I have not seen any good examples demonstrating the use of dask arrays with tensorflow. My particular use case is that I have a small-medium model that will train on a gpu worker, but I would like all cpu workers responsible for loading dask arrays into memory, probably applying simple ops, and sending to the single gpu machine. Training datasets are usually < 500gb and I am expecting < 5 epochs.
Why?
- I would like the gpu to be fully utilized by having the data loading and preprocessing be offloaded to non-gpu worker(s).
- I am able to fit the training op on a single gpu worker. Worst case, I select bigger gpus and increase the number of gpus per worker (limited to 8–I haven’t seen gpu nodes with more gpus than that). Basically, if I have a single gpu worker with (8) large gpus responsible for catching data processed on other workers and is primarily focused on model training, I should meet my training time requirements if the network can support the data transfer.
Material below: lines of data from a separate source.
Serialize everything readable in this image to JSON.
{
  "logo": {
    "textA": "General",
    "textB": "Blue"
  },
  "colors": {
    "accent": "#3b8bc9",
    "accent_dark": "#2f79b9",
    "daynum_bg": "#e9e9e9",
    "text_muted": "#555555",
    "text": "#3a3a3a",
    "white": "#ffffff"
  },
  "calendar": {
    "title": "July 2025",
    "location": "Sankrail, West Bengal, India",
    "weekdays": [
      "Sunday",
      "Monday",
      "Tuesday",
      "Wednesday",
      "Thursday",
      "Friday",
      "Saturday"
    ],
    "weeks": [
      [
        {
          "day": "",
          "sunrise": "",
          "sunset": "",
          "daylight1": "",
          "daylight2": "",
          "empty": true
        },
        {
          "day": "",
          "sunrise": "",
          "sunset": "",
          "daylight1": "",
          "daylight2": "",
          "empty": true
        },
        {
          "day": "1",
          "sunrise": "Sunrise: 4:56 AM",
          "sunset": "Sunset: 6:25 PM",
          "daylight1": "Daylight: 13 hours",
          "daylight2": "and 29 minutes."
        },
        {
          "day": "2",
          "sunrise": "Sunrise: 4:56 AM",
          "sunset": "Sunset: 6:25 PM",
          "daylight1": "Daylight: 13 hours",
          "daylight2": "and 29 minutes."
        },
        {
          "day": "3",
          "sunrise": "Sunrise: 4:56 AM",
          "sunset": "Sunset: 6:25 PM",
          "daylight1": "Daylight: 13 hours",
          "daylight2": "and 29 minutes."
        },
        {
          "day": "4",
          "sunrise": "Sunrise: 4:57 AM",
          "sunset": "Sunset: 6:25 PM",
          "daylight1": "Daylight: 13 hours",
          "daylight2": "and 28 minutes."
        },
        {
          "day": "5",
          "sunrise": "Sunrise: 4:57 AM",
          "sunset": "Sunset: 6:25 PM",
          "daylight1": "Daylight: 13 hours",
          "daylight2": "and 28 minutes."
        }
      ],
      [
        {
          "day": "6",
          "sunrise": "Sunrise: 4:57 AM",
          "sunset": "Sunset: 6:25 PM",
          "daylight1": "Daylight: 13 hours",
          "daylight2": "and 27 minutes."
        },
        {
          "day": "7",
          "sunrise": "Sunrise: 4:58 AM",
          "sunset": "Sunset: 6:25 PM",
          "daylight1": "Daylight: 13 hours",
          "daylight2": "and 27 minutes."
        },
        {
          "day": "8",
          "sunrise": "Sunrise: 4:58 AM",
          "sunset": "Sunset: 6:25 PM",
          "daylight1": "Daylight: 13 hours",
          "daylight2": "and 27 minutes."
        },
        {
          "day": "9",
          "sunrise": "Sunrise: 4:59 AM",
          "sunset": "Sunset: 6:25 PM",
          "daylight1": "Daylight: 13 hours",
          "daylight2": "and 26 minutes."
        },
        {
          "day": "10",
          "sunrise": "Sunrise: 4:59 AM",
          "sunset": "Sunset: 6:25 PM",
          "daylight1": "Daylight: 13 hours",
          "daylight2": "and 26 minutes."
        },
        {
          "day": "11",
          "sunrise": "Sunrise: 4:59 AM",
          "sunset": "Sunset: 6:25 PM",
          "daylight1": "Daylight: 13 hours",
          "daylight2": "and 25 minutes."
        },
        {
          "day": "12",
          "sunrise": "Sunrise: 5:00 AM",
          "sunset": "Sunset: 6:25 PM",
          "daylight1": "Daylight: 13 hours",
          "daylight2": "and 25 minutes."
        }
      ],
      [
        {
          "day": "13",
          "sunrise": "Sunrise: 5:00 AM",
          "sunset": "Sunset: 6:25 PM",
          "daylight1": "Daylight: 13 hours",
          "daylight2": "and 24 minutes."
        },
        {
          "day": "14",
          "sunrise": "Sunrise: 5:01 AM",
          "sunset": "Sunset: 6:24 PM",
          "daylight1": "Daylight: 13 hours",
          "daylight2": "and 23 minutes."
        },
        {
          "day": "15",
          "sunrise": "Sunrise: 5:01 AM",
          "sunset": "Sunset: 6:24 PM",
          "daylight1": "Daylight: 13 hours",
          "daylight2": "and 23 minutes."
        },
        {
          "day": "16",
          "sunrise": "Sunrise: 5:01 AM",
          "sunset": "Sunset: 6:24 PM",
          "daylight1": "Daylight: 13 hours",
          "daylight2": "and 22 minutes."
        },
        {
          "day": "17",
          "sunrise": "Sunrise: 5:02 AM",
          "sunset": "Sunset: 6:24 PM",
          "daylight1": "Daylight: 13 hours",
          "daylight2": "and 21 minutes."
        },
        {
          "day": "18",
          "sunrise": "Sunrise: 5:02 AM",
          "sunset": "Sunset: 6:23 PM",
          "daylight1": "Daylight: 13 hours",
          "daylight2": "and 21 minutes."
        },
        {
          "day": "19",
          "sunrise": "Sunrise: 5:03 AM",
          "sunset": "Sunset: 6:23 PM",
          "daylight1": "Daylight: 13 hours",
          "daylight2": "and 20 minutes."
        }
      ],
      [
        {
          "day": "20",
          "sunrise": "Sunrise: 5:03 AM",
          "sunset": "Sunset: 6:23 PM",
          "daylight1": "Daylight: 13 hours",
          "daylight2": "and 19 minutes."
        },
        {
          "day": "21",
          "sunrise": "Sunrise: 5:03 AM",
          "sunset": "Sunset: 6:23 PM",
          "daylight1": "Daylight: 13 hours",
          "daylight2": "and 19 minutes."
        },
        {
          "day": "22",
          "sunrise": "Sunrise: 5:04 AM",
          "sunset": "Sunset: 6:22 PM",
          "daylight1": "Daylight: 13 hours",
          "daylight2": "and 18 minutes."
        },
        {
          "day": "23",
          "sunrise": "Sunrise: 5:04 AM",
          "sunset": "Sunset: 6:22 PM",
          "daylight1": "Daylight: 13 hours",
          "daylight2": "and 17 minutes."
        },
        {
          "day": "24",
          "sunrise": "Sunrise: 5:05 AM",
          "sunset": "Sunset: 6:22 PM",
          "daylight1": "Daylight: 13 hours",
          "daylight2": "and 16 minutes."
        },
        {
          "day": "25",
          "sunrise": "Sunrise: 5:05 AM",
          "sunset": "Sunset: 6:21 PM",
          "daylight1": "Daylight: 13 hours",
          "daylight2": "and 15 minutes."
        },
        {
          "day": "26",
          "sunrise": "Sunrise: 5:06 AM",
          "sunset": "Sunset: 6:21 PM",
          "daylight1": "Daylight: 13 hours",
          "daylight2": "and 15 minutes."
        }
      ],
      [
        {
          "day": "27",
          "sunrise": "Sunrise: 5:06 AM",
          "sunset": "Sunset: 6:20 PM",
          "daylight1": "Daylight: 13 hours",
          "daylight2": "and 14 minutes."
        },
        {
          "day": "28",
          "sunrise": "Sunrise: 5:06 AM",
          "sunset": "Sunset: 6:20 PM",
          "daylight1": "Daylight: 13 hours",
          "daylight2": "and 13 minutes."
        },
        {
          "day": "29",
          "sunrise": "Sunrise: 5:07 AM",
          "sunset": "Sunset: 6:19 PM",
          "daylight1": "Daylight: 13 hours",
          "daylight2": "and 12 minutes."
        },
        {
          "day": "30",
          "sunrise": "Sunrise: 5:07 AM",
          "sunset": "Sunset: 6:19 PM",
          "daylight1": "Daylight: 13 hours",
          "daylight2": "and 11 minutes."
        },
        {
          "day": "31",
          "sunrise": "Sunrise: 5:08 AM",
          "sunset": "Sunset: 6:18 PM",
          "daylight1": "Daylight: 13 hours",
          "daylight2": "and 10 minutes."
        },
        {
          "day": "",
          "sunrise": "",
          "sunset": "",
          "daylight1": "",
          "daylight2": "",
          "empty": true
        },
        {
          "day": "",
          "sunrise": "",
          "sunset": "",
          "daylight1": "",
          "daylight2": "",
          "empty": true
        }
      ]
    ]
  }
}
- If I need to scale to more than (8), than I will likely look into tf’s distributed strategy, parameter server approach, etc.
Background:
- We are deploying with helm on GKE
- No special networking options enabled
- I have tried to accomplish this with multiple worker groups and annotations, but I am failing to exceed .33gb/s transfer rate. (I’ll add some code in a bit)
Questions:
- Is this a reasonable task for dask?
- Is anyone doing this? I have a hard time believing I am the first to try this.
- Any rough guesses on the maximum data transfer rates from a group of workers to a single worker?
- Are there any recommended network optimizations to help speed up this data transfer?
- Is there any existing code that profiles data transfer between workers on separate nodes?
- would bypassing dask’s communication with a zmq-based protocol like GitHub - NVlabs/tensorcom help speed up data transfer?